Cependant le citoyen lambda qui lit ces quelques lignes, est en droit de s’interroger sur le fait que des troisièmes, qui ont un brevet et une orientation en lycée à préparer, aient le temps de préparer un tel projet.
Ce même citoyen aura bien évidemment lu un peu plus tôt que : « Pendant 6 semaines, entre la Toussaint et Noël, la cup song a fait partie du quotidien du collège. En classe de musique et d’anglais, mais aussi en dehors des cours, sur le temps libre des élèves et des enseignants, (sur l’heure du déjeuner et certaines heures de permanence), le projet a pris forme ». Ces élèves de troisième n’auraient-ils pas une épreuve d’Histoire des arts à passer au brevet ? A moins que la cup song ne fasse partie intégrante du patrimoine culturel que tout collégien doit connaître pour être armé au lycée et dans la vie en général, auquel cas notre citoyen lambda a eu tort d’être interpellé par ces quelques lignes.
A la fin de l’article du Figaro, le collègue de Blois précise que ce projet « est assez ludique ». Malheureusement d’autres collégiens dans d’autres collèges moins « ludiques » travailleront textes d’auteurs, Thalès et Pythagore ou montée du fascisme en Europe… Mais ceux-ci ne seront pas félicités par le rectorat.
Une fois de plus, l’Ecole française a tout compris ! On veut que les enseignants assurent plus d’heures devant élèves, qu’ils aient moins de vacances mais quand dira-t-on que ce n’est pas la quantité des enseignements qui compte mais leur qualité ?
A l’heure où les tensions grandissent dans de nombreux établissements suite aux annonces de diminution de DHG, il serait temps que le bon sens soit à l’ordre du jour et que les heures de cours servent à faire cours. Certaines options comme le latin ou le grec sont supprimées mais des HSE sont distribuées aux collègues travaillant sur ce type de projet et on est prêt à consacrer des journées de solidarité afin de peaufiner le spectacle. Alors à quand l’option cup song au bac ?

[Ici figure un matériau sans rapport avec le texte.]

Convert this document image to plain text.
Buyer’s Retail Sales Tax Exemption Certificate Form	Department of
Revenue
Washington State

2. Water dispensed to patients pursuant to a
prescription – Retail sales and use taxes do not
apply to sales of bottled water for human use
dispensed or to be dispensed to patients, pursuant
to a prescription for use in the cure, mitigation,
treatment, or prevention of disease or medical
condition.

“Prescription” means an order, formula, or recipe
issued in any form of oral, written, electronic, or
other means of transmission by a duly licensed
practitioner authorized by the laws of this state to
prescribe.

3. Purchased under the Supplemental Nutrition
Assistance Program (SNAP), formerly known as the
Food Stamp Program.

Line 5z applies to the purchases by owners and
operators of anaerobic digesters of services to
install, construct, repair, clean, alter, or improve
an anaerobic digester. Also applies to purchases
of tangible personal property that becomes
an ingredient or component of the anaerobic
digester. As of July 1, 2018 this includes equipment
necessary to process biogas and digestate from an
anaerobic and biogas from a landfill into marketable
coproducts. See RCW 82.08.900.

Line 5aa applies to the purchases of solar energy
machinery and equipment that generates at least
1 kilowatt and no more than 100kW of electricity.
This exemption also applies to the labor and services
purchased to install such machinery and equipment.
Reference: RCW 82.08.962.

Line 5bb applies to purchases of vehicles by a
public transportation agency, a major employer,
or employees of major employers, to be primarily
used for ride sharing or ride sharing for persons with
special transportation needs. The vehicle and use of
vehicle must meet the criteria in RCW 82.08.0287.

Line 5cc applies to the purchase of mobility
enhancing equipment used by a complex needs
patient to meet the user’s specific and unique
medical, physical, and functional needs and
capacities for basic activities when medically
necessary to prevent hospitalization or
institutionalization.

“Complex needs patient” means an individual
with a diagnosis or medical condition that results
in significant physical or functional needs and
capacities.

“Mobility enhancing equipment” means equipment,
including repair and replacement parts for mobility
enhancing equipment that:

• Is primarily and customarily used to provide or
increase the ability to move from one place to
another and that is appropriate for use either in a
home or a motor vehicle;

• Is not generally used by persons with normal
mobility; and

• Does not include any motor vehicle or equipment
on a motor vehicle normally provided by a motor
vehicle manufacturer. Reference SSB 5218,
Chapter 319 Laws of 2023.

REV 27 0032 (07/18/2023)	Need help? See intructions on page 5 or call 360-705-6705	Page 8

Enfin, Pisa dénonce un système inégalitaire où l’écart entre élèves performants et faibles se creuse. Pourquoi donc ce type de projet est-il fait en priorité dans les ZEP ? Peut-être parce qu’il permet, pendant le temps d’une chanson, d’avoir ses élèves assis, ne bavardant pas et tous concentrés sur la même activité. Il faut dire que ceci relève de l’impossible dans certaines classes…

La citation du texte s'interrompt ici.